ECLI:NL:CRVB:2019:2672
Centrale Raad van Beroep
- Hoger beroep
- Rechtspraak.nl
Beoordeling van de mate van arbeidsongeschiktheid in het kader van de Wet WIA
In deze zaak heeft de Centrale Raad van Beroep op 7 augustus 2019 uitspraak gedaan in hoger beroep over de mate van arbeidsongeschiktheid van appellant, die als betonafwerker heeft gewerkt. Appellant meldde zich ziek op 9 juli 2013 met rugklachten en gehoorklachten en diende op 11 april 2015 een aanvraag in voor een WIA-uitkering. Het Uwv kende appellant een loongerelateerde WGA-uitkering toe, maar de mate van arbeidsongeschiktheid werd vastgesteld op 48,50%. Na bezwaar werd deze mate aangepast naar 35,40%. De rechtbank Rotterdam verklaarde het beroep van appellant ongegrond, wat leidde tot het hoger beroep bij de Centrale Raad.

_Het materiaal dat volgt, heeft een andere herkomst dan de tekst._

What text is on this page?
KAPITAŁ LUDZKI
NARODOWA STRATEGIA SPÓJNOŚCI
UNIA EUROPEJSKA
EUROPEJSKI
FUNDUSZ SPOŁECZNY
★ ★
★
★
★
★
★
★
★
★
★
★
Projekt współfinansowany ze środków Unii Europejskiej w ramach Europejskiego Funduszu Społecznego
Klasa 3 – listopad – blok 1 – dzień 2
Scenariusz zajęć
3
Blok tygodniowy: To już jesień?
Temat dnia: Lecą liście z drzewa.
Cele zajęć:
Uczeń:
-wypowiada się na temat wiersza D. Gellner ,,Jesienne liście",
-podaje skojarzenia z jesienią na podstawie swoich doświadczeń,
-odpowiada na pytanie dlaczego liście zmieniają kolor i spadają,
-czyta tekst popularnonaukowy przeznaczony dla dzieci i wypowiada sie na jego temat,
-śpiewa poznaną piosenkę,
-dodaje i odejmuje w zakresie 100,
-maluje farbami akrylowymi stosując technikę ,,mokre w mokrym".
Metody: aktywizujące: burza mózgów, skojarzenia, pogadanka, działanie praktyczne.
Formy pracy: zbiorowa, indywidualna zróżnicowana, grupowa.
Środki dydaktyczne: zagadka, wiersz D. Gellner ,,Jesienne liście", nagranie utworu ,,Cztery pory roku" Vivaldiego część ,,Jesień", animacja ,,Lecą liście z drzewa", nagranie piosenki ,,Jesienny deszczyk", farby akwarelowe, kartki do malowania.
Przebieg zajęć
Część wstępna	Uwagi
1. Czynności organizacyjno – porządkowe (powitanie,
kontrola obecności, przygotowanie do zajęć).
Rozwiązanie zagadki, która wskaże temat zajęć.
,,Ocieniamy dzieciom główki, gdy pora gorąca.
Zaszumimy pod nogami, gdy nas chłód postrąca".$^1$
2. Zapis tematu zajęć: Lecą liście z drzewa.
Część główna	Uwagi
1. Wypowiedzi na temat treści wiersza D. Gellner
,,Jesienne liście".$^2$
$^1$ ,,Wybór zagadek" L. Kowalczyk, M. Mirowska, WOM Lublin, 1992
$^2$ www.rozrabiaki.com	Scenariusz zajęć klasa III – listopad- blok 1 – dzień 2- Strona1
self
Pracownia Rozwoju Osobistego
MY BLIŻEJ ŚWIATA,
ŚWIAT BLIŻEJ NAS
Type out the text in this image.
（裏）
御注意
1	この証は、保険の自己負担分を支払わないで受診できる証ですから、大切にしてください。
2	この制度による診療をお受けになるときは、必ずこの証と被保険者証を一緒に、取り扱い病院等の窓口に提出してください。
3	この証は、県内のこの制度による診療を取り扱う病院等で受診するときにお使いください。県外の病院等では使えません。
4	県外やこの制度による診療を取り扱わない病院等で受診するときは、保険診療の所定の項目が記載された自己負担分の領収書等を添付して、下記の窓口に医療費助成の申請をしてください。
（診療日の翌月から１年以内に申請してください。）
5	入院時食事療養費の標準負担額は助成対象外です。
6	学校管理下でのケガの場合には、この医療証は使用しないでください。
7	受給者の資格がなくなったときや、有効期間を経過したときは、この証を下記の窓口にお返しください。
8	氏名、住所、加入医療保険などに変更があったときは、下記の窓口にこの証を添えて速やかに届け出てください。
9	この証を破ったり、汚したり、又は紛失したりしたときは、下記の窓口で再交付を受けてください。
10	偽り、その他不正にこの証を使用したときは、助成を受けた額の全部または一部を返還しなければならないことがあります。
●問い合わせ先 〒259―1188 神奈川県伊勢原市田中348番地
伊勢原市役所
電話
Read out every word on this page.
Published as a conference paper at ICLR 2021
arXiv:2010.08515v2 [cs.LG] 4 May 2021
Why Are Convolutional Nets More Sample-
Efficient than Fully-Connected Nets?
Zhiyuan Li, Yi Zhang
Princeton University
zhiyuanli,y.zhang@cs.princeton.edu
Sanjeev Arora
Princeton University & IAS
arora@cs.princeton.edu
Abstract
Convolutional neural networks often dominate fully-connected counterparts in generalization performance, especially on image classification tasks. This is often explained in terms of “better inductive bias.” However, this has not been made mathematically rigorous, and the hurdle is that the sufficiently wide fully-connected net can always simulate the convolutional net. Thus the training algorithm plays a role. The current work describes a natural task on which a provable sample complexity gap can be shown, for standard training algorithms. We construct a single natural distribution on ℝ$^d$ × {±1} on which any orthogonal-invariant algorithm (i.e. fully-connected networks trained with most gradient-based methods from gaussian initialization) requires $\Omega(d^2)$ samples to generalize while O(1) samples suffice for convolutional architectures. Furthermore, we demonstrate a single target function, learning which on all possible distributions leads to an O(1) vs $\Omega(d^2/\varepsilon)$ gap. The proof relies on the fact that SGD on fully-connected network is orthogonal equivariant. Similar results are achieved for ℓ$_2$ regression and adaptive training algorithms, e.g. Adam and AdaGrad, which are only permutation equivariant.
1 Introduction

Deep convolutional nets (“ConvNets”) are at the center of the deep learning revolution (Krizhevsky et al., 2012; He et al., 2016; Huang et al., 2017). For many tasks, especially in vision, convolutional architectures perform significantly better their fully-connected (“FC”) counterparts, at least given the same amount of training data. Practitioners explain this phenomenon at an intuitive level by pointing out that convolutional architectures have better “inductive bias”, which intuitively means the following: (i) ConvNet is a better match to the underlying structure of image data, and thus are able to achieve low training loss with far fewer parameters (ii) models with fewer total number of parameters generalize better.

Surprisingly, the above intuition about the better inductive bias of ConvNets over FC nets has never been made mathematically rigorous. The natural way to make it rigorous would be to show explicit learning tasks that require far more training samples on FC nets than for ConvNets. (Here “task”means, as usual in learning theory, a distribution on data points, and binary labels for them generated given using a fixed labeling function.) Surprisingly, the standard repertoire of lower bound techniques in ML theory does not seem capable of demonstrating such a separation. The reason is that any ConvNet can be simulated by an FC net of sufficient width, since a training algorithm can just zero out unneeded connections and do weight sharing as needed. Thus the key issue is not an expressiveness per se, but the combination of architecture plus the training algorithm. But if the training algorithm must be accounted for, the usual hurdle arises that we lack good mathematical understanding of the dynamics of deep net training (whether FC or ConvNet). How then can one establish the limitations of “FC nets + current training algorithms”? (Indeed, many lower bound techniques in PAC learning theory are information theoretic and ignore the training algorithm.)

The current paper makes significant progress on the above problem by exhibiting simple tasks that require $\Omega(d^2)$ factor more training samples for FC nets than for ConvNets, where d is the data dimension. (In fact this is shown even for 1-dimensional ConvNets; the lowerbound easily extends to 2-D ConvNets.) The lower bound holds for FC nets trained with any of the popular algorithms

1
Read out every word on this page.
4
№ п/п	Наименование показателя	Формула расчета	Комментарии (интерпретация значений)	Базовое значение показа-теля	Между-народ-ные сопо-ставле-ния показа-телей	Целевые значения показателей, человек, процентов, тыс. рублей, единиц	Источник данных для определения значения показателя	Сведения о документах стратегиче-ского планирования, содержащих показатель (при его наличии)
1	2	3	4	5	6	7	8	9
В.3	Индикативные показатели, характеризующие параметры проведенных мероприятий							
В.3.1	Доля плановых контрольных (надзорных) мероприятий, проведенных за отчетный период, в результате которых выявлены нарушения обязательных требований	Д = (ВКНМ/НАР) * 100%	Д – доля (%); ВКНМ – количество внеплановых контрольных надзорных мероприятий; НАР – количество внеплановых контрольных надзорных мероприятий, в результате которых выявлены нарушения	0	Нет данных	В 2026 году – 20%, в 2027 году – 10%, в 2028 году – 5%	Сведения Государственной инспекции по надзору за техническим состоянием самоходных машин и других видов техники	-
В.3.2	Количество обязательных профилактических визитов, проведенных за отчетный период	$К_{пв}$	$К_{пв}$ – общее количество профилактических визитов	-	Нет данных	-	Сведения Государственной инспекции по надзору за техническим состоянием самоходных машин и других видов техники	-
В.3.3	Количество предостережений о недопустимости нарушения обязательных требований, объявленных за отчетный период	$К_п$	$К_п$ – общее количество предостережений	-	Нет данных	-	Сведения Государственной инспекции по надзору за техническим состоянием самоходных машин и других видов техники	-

Appellant voerde aan dat zijn medische beperkingen groter waren dan door de verzekeringsartsen aangenomen en dat er rekening gehouden moest worden met zijn structurele overwerk in de jaren voorafgaand aan zijn ziekmelding. Het Uwv verdedigde de eerdere beslissing en stelde dat de medische grondslag van het bestreden besluit niet in geschil was. De Raad oordeelde dat de medische gegevens uit 2012 geen steun boden voor het standpunt van appellant dat de wijziging in arbeidsuren op medische instigatie was gebeurd. De Raad bevestigde dat er geen objectieve medische redenen waren voor de werkvermindering en dat het Uwv op juiste gronden had gehandeld bij de beoordeling van de arbeidsongeschiktheid.
De Raad concludeerde dat het hoger beroep niet slaagde en bevestigde de aangevallen uitspraak van de rechtbank. Er was geen aanleiding voor een veroordeling in de proceskosten.